10. A method comprising:

executing instructions stored in memory, the instructions to be executed by a processor to: receive quality of service requirements associated with an application; based on the quality of service requirements, determine a cloud architecture for the application to guarantee quality of service; perform latency analysis on data packets in communications between the application and an optimal application resources; based on the latency analysis, determine sizes of resources included in the cloud architecture; and provide resources and the sizes of resources to the data center.

11. A system for sizing resources in a cloud-based environment, the system comprising:

a memory for storing executable instructions for sizing the resources;

a processor configured to execute the instructions stored in the memory to: receive quality of service requirements and a functional description of a cloud architecture associated with a cloud application, the cloud architecture including application resources and relations between the application resources; perform latency analysis of data packets in a compute layer of the cloud architecture, the latency analysis including comparing size per time metrics of the data packets; determine a minimal cloud architecture for the application based on the latency analysis and the quality of service requirements, the minimal cloud architecture including the application resources to guarantee the quality of service requirements; and provide to a data center the minimal cloud architecture.

12. The system of claim 11, wherein the application is running on a tablet-type client device.

13. The system of claim 11, wherein the functional description includes tiers of the cloud architecture.

14. The system of claim 11, wherein the cloud architecture includes one or more of the following: a load balancer, a firewall, a web server, an application server, a database, and a runtime environment.

15. The system of claim 11, further comprising guaranteeing content delivery within a content delivery network.

16. The system of claim 11, wherein latency is determined empirically by observing a workload of the application while the application is running on a user device.

17. The system of claim 11, wherein the quality of service requirements include one or more of the following: availability, performance, and a minimal uplink guarantee.

18. The system of claim 11, wherein the latency analysis is performed within a virtual environment and is based on kernel statistics, the kernel statistics including one or more of the following: a number of active processes, a total virtual memory size, and a number of hard disks used.

19. A system comprising:

a memory for storing executable instructions for sizing the resources;

a processor configured to execute the instructions stored in the memory to: receive quality of service requirements associated with an application; determine a cloud architecture for the application to guarantee the quality of service based on the service requirements; perform latency analysis on data packets in communications between the application and an optimal application resources; determine sizes of resources included in the cloud architecture based on the latency analysis based on the latency analysis; and provide the resources and the sizes to a data center.
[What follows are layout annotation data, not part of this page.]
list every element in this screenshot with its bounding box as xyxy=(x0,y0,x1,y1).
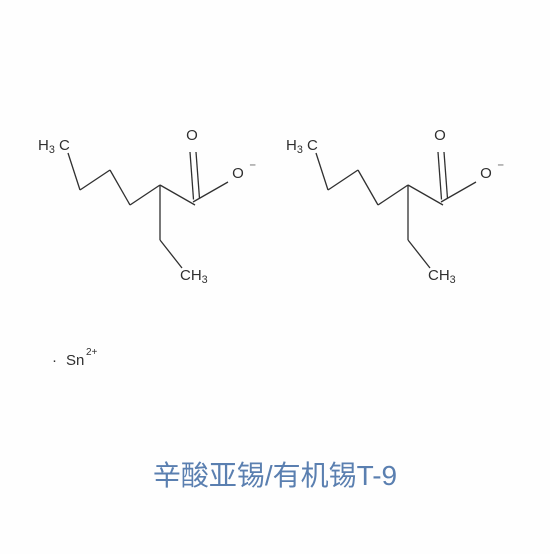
compound-name-caption: 辛酸亚锡/有机锡T-9 xyxy=(0,454,550,494)
atom-label-h3c-top-r: H3 C xyxy=(286,137,318,156)
bond xyxy=(328,170,358,190)
atom-label-o-dbl-r: O xyxy=(434,127,446,144)
bond xyxy=(408,185,443,205)
2-ethylhexanoate-left: H3 C O O ⁻ CH3 xyxy=(38,127,256,286)
atom-label-ch3-bottom-r: CH3 xyxy=(428,267,456,286)
bond xyxy=(438,152,442,200)
bond xyxy=(316,153,328,190)
atom-label-o-neg-r: O xyxy=(480,165,492,182)
bond xyxy=(196,152,200,199)
bond xyxy=(358,170,378,205)
bond xyxy=(110,170,130,205)
bond xyxy=(160,185,195,205)
tin-ion: · Sn2+ xyxy=(52,347,98,369)
atom-label-o-neg-charge: ⁻ xyxy=(249,159,256,175)
bond xyxy=(68,153,80,190)
ion-symbol: Sn xyxy=(66,352,84,369)
bond xyxy=(378,185,408,205)
ion-dot: · xyxy=(52,352,57,369)
bond xyxy=(160,240,182,268)
bond xyxy=(130,185,160,205)
atom-label-ch3-bottom: CH3 xyxy=(180,267,208,286)
atom-label-o-neg-charge-r: ⁻ xyxy=(497,159,504,175)
bond xyxy=(190,152,194,200)
atom-label-o-dbl: O xyxy=(186,127,198,144)
bond xyxy=(444,152,448,199)
caption-text: 辛酸亚锡/有机锡T-9 xyxy=(153,460,397,491)
ion-charge: 2+ xyxy=(86,347,98,358)
atom-label-h3c-top: H3 C xyxy=(38,137,70,156)
atom-label-o-neg: O xyxy=(232,165,244,182)
bond xyxy=(80,170,110,190)
bond xyxy=(408,240,430,268)
2-ethylhexanoate-right: H3 C O O ⁻ CH3 xyxy=(286,127,504,286)
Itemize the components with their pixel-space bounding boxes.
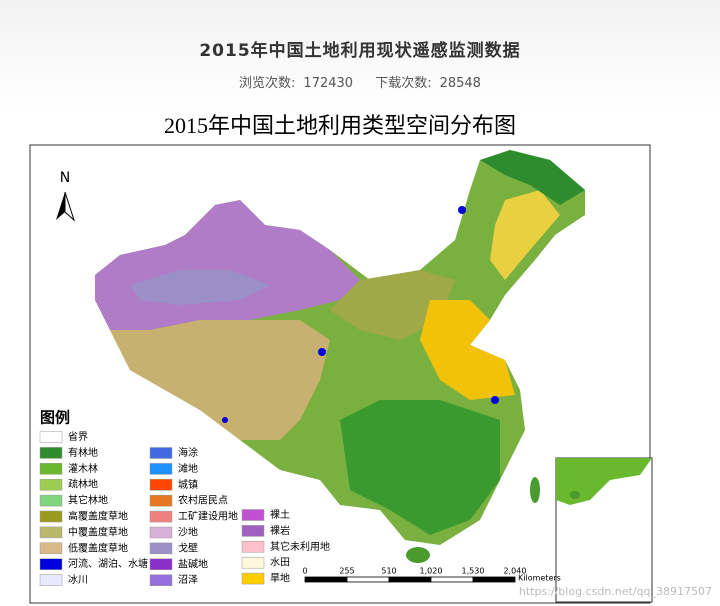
legend-swatch [39,494,63,507]
scale-segment [304,576,348,583]
stats: 浏览次数: 172430 下载次数: 28548 [0,72,720,91]
scale-label: 0 [302,567,307,576]
page-title: 2015年中国土地利用现状遥感监测数据 [199,41,521,61]
legend-title: 图例 [40,409,70,427]
legend-label: 戈壁 [178,541,198,554]
north-label: N [60,170,70,186]
legend-label: 沙地 [178,526,198,539]
watermark: https://blog.csdn.net/qq_38917507 [519,585,712,598]
legend-label: 沼泽 [178,573,198,586]
legend-label: 裸土 [270,508,290,521]
scale-unit: Kilometers [518,574,561,583]
legend-swatch [39,510,63,523]
legend-swatch [149,510,173,523]
legend-swatch [39,526,63,539]
legend-swatch [241,525,265,537]
legend-label: 裸岩 [270,524,290,537]
legend-swatch [149,574,173,586]
legend-label: 滩地 [178,462,198,475]
legend-label: 其它未利用地 [270,540,330,553]
legend-swatch [149,479,173,491]
scale-label: 255 [339,567,354,576]
legend-label: 旱地 [270,572,290,585]
legend-label: 其它林地 [68,494,108,507]
scale-segment [346,576,390,583]
map-frame [29,144,651,604]
scale-segment [472,576,516,583]
stat-value: 28548 [439,76,481,91]
legend-label: 高覆盖度草地 [68,510,128,523]
china-map [95,150,585,563]
legend-swatch [39,431,63,443]
map-title: 2015年中国土地利用类型空间分布图 [164,113,516,138]
legend-label: 疏林地 [68,478,98,491]
legend-label: 城镇 [178,478,198,491]
scale-label: 1,020 [420,567,443,576]
legend-swatch [39,574,63,586]
legend-label: 水田 [270,557,290,569]
legend-label: 冰川 [68,573,88,586]
legend-label: 中覆盖度草地 [68,525,128,538]
legend-label: 农村居民点 [178,494,228,507]
stat-label: 下载次数: [375,76,432,91]
legend-swatch [241,556,265,569]
legend-label: 低覆盖度草地 [68,541,128,554]
legend-swatch [241,509,265,521]
legend-swatch [39,542,63,555]
legend-swatch [149,463,173,475]
scale-segment [388,576,432,583]
scale-label: 1,530 [462,567,485,576]
scale-label: 510 [381,567,396,576]
legend-swatch [149,526,173,539]
legend-swatch [241,572,265,585]
legend-swatch [149,447,173,459]
legend-swatch [39,558,63,570]
legend-swatch [149,542,173,555]
legend-swatch [39,447,63,459]
legend-swatch [149,494,173,507]
legend-swatch [149,558,173,571]
legend-label: 灌木林 [68,462,98,475]
scale-label: 2,040 [504,567,527,576]
stat-value: 172430 [303,76,354,91]
legend-swatch [39,478,63,491]
legend-label: 盐碱地 [178,557,208,570]
legend-swatch [39,463,63,475]
scale-segment [430,576,474,583]
north-arrow: N [56,170,76,222]
legend-label: 河流、湖泊、水塘 [68,557,148,570]
legend-label: 海涂 [178,446,198,459]
legend-label: 工矿建设用地 [178,510,238,523]
legend-label: 有林地 [68,446,98,459]
legend-label: 省界 [68,430,88,443]
stat-label: 浏览次数: [239,76,296,91]
inset-map [555,457,653,603]
legend-swatch [241,541,265,553]
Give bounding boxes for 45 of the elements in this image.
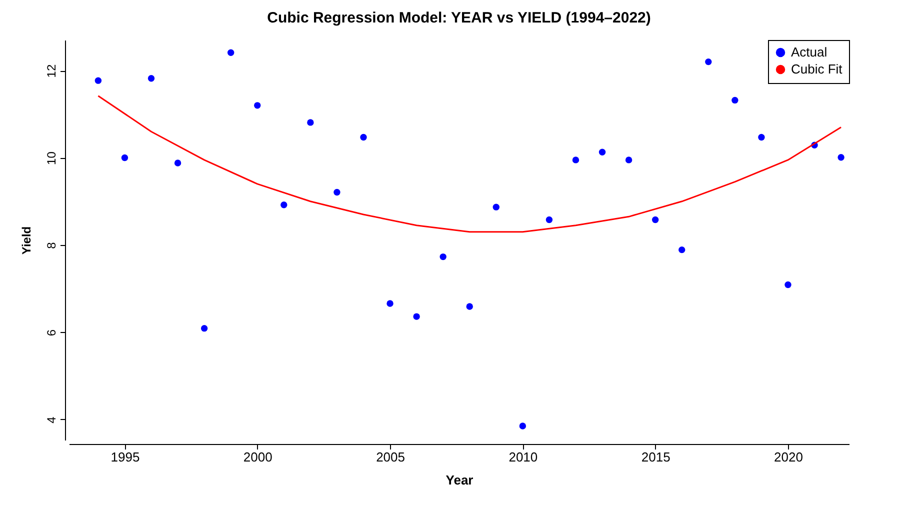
point — [200, 324, 208, 332]
point — [148, 75, 155, 82]
point — [440, 253, 446, 260]
point — [334, 188, 340, 196]
y-tick-label: 10 — [44, 151, 58, 165]
point — [546, 216, 553, 224]
point — [784, 281, 792, 288]
y-tick-label: 12 — [44, 64, 58, 78]
x-tick-label: 2020 — [774, 450, 803, 464]
legend-label: Cubic Fit — [791, 62, 843, 76]
point — [838, 154, 844, 161]
x-axis-title: Year — [446, 472, 474, 488]
point — [732, 96, 738, 104]
point — [307, 119, 314, 126]
point — [705, 58, 712, 66]
point — [519, 422, 526, 430]
point — [280, 202, 288, 208]
point — [121, 154, 128, 162]
point — [94, 77, 102, 84]
point — [572, 156, 580, 164]
x-tick-label: 2000 — [243, 450, 272, 464]
x-tick-label: 2015 — [641, 450, 670, 464]
point — [174, 160, 182, 166]
point — [413, 313, 420, 320]
y-tick-label: 4 — [44, 416, 58, 424]
point — [386, 300, 394, 307]
point — [678, 246, 686, 254]
line-series — [97, 95, 842, 233]
point — [598, 148, 606, 156]
chart-title: Cubic Regression Model: YEAR vs YIELD (1994–2022) — [267, 10, 651, 26]
x-tick-label: 2005 — [376, 450, 405, 464]
point — [492, 204, 500, 210]
point — [652, 216, 659, 224]
point — [254, 102, 261, 109]
y-tick-label: 8 — [44, 242, 58, 249]
y-axis-title: Yield — [20, 226, 34, 255]
x-tick-label: 2010 — [508, 450, 538, 464]
legend-label: Actual — [791, 44, 828, 60]
point — [360, 134, 367, 141]
point — [625, 156, 632, 164]
point — [758, 134, 765, 141]
y-tick-label: 6 — [44, 329, 58, 336]
x-tick-label: 1995 — [110, 450, 140, 464]
point — [466, 303, 473, 310]
point — [227, 49, 234, 56]
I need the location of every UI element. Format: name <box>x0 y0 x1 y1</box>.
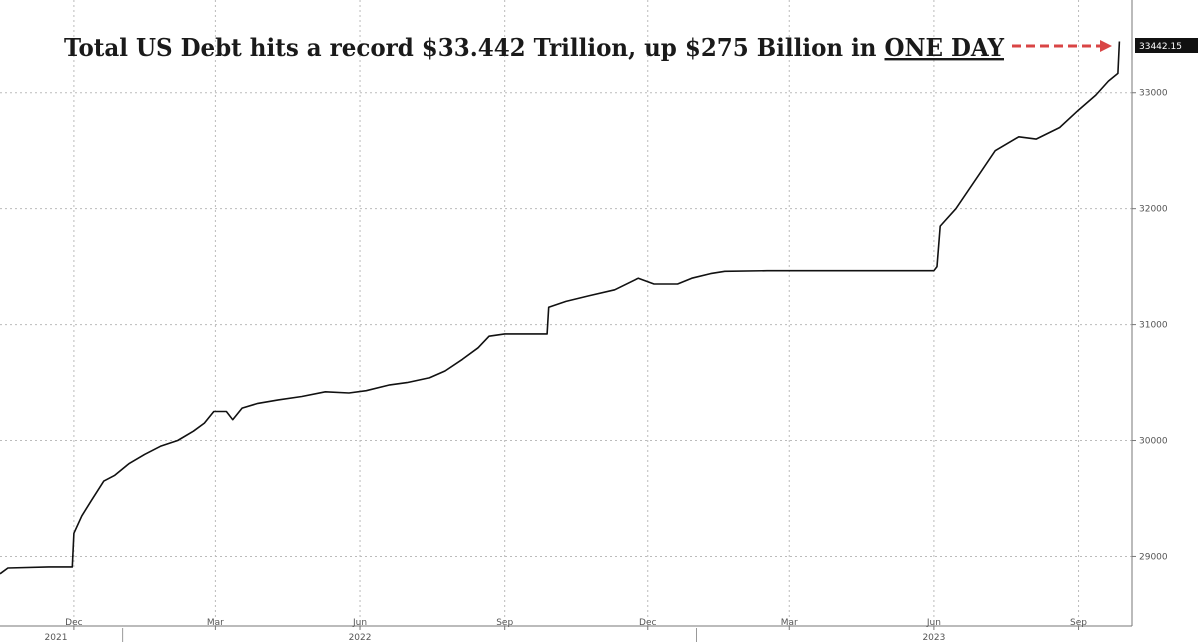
y-tick-label: 33000 <box>1139 89 1168 99</box>
x-year-label: 2021 <box>45 633 68 642</box>
x-tick-label: Dec <box>639 618 656 628</box>
x-tick-label: Dec <box>65 618 82 628</box>
title-prefix: Total US Debt hits a record $33.442 Tril… <box>64 33 885 62</box>
last-value-label: 33442.15 <box>1139 42 1182 52</box>
last-value-badge: 33442.15 <box>1135 38 1198 53</box>
x-tick-label: Jun <box>352 618 367 628</box>
x-tick-label: Jun <box>926 618 941 628</box>
y-tick-label: 30000 <box>1139 437 1168 447</box>
y-tick-label: 31000 <box>1139 321 1168 331</box>
x-year-label: 2022 <box>349 633 372 642</box>
tick-labels: 29000 30000 31000 32000 33000 Dec Mar Jun Sep Dec… <box>45 89 1168 642</box>
series-layer <box>0 41 1121 575</box>
x-tick-label: Sep <box>496 618 513 628</box>
y-tick-label: 32000 <box>1139 205 1168 215</box>
x-tick-label: Mar <box>207 618 224 628</box>
title-emphasis: ONE DAY <box>885 33 1005 62</box>
axes <box>0 0 1133 627</box>
annotation-arrow <box>1012 40 1112 52</box>
debt-series-line <box>0 41 1121 575</box>
x-tick-label: Mar <box>781 618 798 628</box>
gridlines <box>0 0 1132 626</box>
x-year-label: 2023 <box>922 633 945 642</box>
y-tick-label: 29000 <box>1139 552 1168 562</box>
chart-title: Total US Debt hits a record $33.442 Tril… <box>64 33 1005 62</box>
x-tick-label: Sep <box>1070 618 1087 628</box>
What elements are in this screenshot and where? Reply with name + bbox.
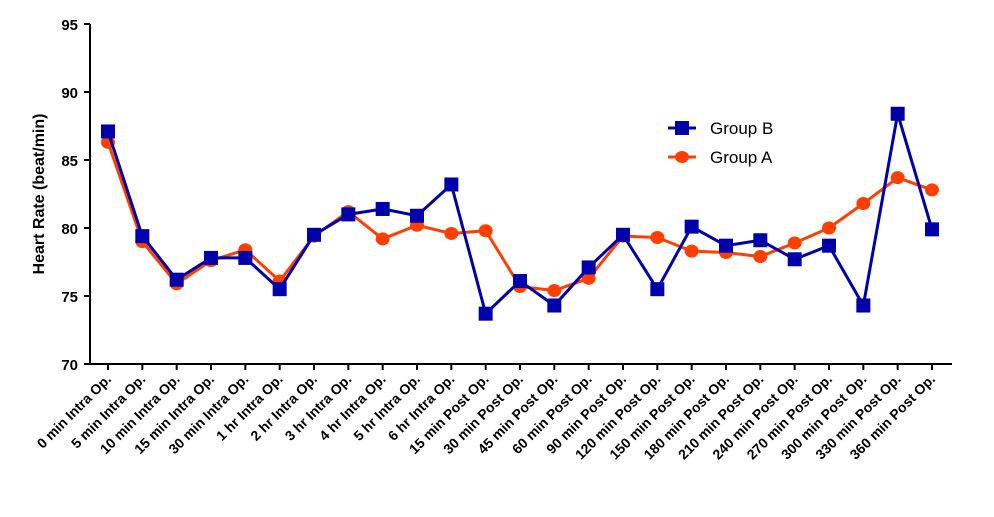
data-point-square [753,233,768,248]
data-point-circle [581,271,596,285]
legend: Group B Group A [668,119,773,167]
data-point-circle [684,244,699,258]
data-point-square [307,227,321,242]
data-point-square [410,208,424,223]
legend-square-marker [675,121,689,135]
data-point-circle [650,231,665,245]
data-point-square [169,272,184,287]
legend-label: Group A [710,148,773,167]
data-point-square [890,106,905,121]
series-group-b [101,106,939,321]
data-point-circle [856,197,871,211]
data-point-circle [787,236,802,250]
legend-circle-marker [675,151,689,163]
data-point-square [375,201,390,216]
data-point-circle [547,284,562,298]
data-point-square [650,282,665,297]
data-point-square [513,274,527,289]
data-point-square [719,238,733,253]
data-point-circle [478,224,493,238]
y-tick-label: 70 [61,357,78,374]
data-point-circle [890,171,905,185]
data-point-square [616,227,630,242]
data-point-square [135,229,150,244]
y-axis-label: Heart Rate (beat/min) [31,114,48,275]
legend-label: Group B [710,119,773,138]
data-point-square [856,298,871,313]
data-point-square [238,250,253,265]
data-point-square [822,238,836,253]
data-point-square [684,219,699,234]
data-point-square [272,282,287,297]
data-point-square [478,306,493,321]
data-point-square [547,298,562,313]
y-tick-label: 90 [61,85,78,102]
y-tick-label: 95 [61,17,78,34]
data-point-square [204,250,218,265]
y-tick-label: 85 [61,153,78,170]
data-point-circle [753,250,768,264]
data-point-circle [375,232,390,246]
data-point-square [787,252,802,267]
data-point-square [444,177,459,192]
data-point-square [581,260,596,275]
data-point-circle [444,226,459,240]
y-tick-label: 75 [61,289,78,306]
series-group-a [101,135,939,298]
data-point-square [341,207,356,222]
data-point-circle [822,221,836,235]
y-tick-label: 80 [61,221,78,238]
series-line [106,141,933,293]
data-point-circle [925,183,939,197]
data-point-square [101,124,115,139]
data-point-square [925,222,939,237]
20. A non-transitory computer readable storage medium having a program embodied thereon, the program executable by a processor in a computing device to perform a method for sizing resources in a cloud-based environment, the method comprising:

receiving quality of service requirements and a functional description of a cloud architecture associated with a cloud application, the cloud architecture including application resources and relations between the application resources;

performing latency analysis of data packets in a compute layer of the cloud architecture, the latency analysis including comparing size per time metrics of the data packets;

based on the latency analysis and the quality of service requirements, determining a minimal cloud architecture for the application, the minimal cloud architecture including the application resources to guarantee the quality of service requirements; and

providing to a data center the minimal cloud architecture.